Outlook:

It’s possible the Italian election will change everything back to fear and loathing of peripheral debt. Draghi doused that fire with “whatever it takes” and yields have been grinding steadily lower, but everyone knows that the real fix is going to take years, and confidence in the fix depends on keeping clowns like Berlusconi out of the picture. Monti was the best thing to happen to Italy and the voters should have the brains to elect him for real this time, or at least put him in the position to form a coalition. But remember the voters rejecting Churchill after the war.

The other big news--and hardly any less political--is Bernanke’s semi-annual testimony to Congress, starting with the Senate on Tuesday and the House the next day.
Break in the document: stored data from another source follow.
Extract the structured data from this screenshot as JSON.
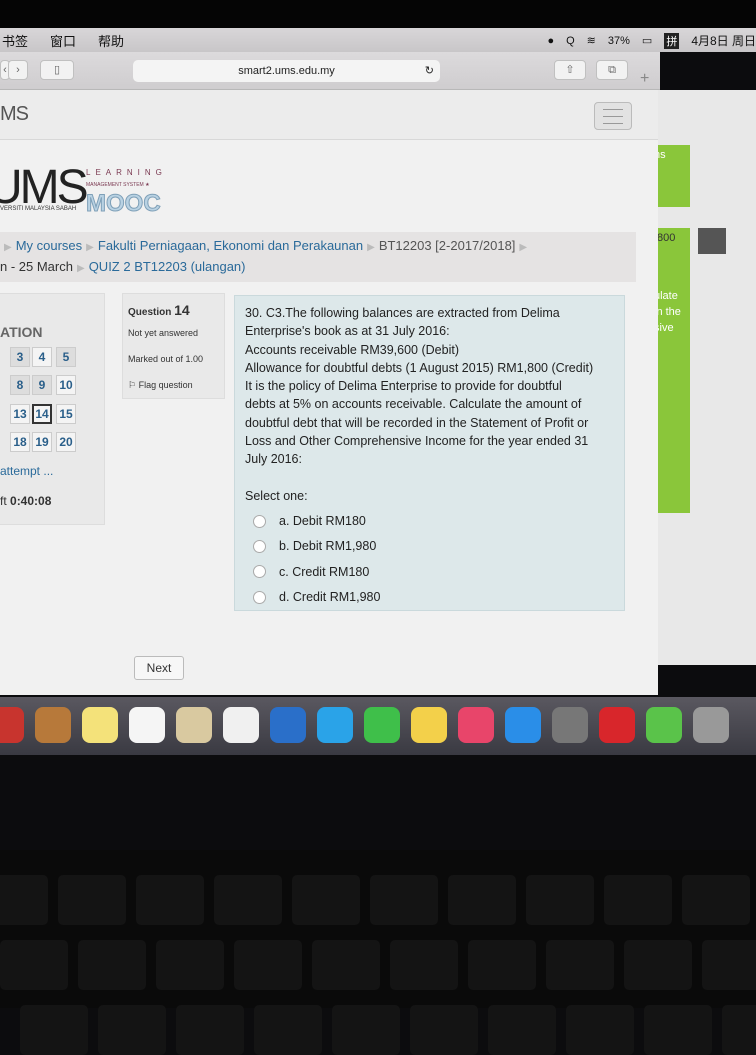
{
  "menubar": {
    "items": [
      "书签",
      "窗口",
      "帮助"
    ],
    "battery": "37%",
    "input_method": "拼",
    "datetime": "4月8日 周日"
  },
  "browser": {
    "url": "smart2.ums.edu.my",
    "new_tab": "+"
  },
  "site": {
    "brand": "MS",
    "logo_text": "UMS",
    "logo_sub": "VERSITI MALAYSIA SABAH",
    "logo_learning": "LEARNING",
    "logo_ms": "MANAGEMENT SYSTEM ★",
    "logo_mooc": "MOOC"
  },
  "breadcrumb": {
    "items": [
      "My courses",
      "Fakulti Perniagaan, Ekonomi dan Perakaunan",
      "BT12203 [2-2017/2018]"
    ],
    "line2_prefix": "n - 25 March",
    "current": "QUIZ 2 BT12203 (ulangan)"
  },
  "quiz_nav": {
    "title": "ATION",
    "buttons": [
      {
        "n": "3",
        "answered": true
      },
      {
        "n": "4",
        "answered": false
      },
      {
        "n": "5",
        "answered": true
      },
      {
        "n": "8",
        "answered": true
      },
      {
        "n": "9",
        "answered": true
      },
      {
        "n": "10",
        "answered": false
      },
      {
        "n": "13",
        "answered": false
      },
      {
        "n": "14",
        "answered": false,
        "current": true
      },
      {
        "n": "15",
        "answered": false
      },
      {
        "n": "18",
        "answered": false
      },
      {
        "n": "19",
        "answered": false
      },
      {
        "n": "20",
        "answered": false
      }
    ],
    "finish": "attempt ...",
    "time_left_label": "ft",
    "time_left": "0:40:08"
  },
  "question_info": {
    "label": "Question",
    "number": "14",
    "status": "Not yet answered",
    "marks": "Marked out of 1.00",
    "flag": "Flag question"
  },
  "question": {
    "lines": [
      "30. C3.The following balances are extracted from Delima",
      "Enterprise's book as at 31 July 2016:",
      "Accounts receivable RM39,600 (Debit)",
      "Allowance for doubtful debts (1 August 2015) RM1,800 (Credit)",
      "It is the policy of Delima Enterprise to provide for doubtful",
      "debts at 5% on accounts receivable. Calculate the amount of",
      "doubtful debt that will be recorded in the Statement of Profit or",
      "Loss and Other Comprehensive Income for the year ended 31",
      "July 2016:"
    ],
    "prompt": "Select one:",
    "options": [
      "a. Debit RM180",
      "b. Debit RM1,980",
      "c. Credit RM180",
      "d. Credit RM1,980"
    ]
  },
  "next_label": "Next",
  "background_window": {
    "snippets": [
      "ns",
      ",800",
      "ulate",
      "in the",
      "sive"
    ]
  }
}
He will be pressed hard to address the exit from QE, not least because a member has written a letter demanding he address the exit. According to Wall Street guru Lynne, Rep Jordan (R, Ohio) demanded documentation by March 5 on the research done by the Fed on how it will withdraw accommodation. The WSJ published the story Feb 19 but it has received little notice. We do not know whether the Fed is required to respond but it must weigh on Mr. Bernanke. After all, the Fed balance sheet is now $3 trillion.

But this week it is widely expected he will say as little as possible about plans for the exit and will instead point out that the Fed is stalled on any such plans because of the drag the sequester will place on the economy. In other words, no exit this year, and the stock market crowd will just love it.
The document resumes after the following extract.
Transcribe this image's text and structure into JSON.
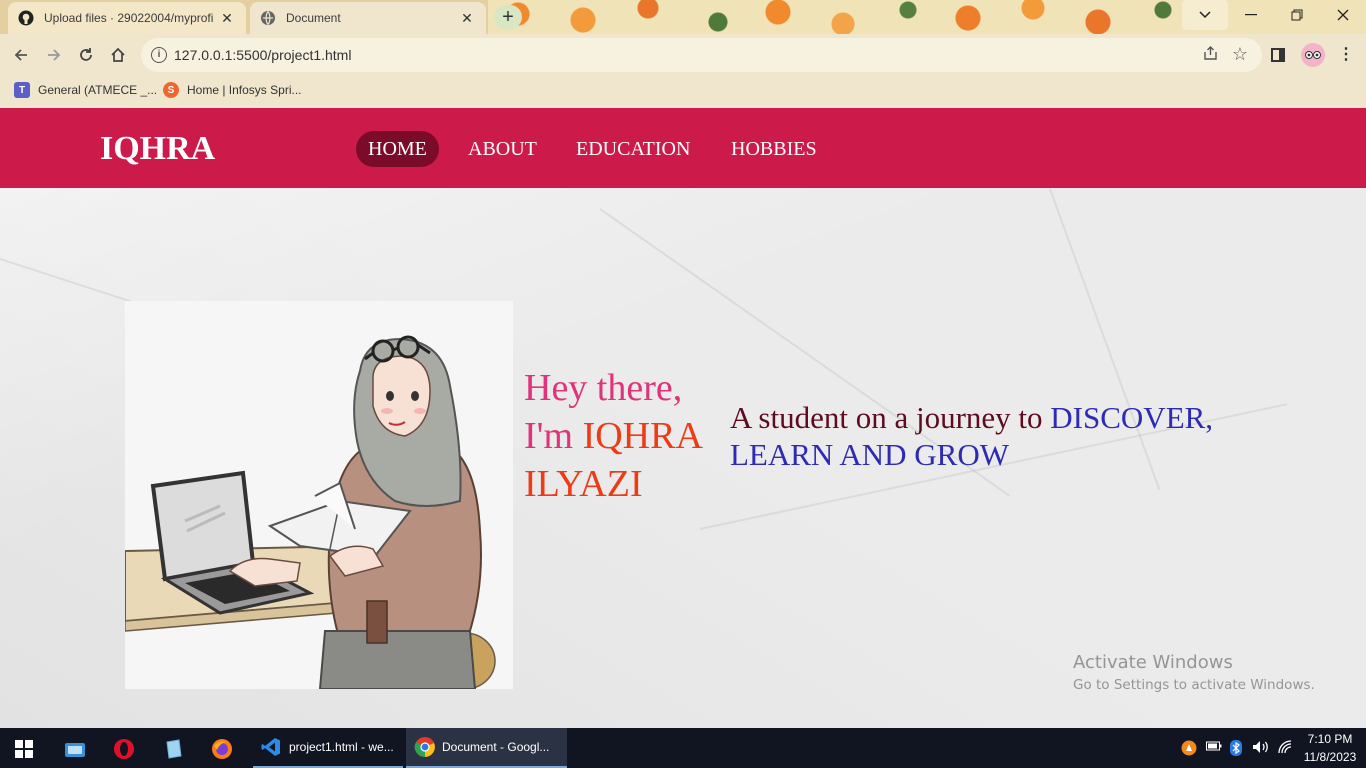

This raises the issue of why the dollar is not being punished for dysfunction in Washington. At a guess, the markets approve of the US finally showing concern about over-indebtedness and will worry about growth tomorrow. A major cut like the sequester, badly formulated though it may be, is better than the usual American arrogance that “debt doesn’t matter” (as we used to hear from the Bush VP).

While the political stuff is going on, data this week includes GDP from a host of countries, including the US, Canada, Switzerland, Sweden and the U, plus German and eurozone inflation. We have a slew of Fed speakers, and today, the Chicago and Dallas Fed activity reports. Tomorrow it’s the Case-Shiller housing market report, the Richmond Fed and the Conference Board. Wednesday it’s Jan durables and pending home sales, and Thursday the second estimate of Q4 GDP, Chicago PMI, weekly jobless claims and a ton of European data. Friday brings the sequester, Feb manufacturing ISM, personal income and spending, Jan construction spending and the final University of Michigan consumer sentiment for Feb.

The safe bet (so far) is to expect trends in place to remain in place, meaning down with the euro, pound and yen, backed up by the occasional rhetorical spur from Tokyo and bad economic data from the eurozone. The sequester is just a silly sideshow in this context.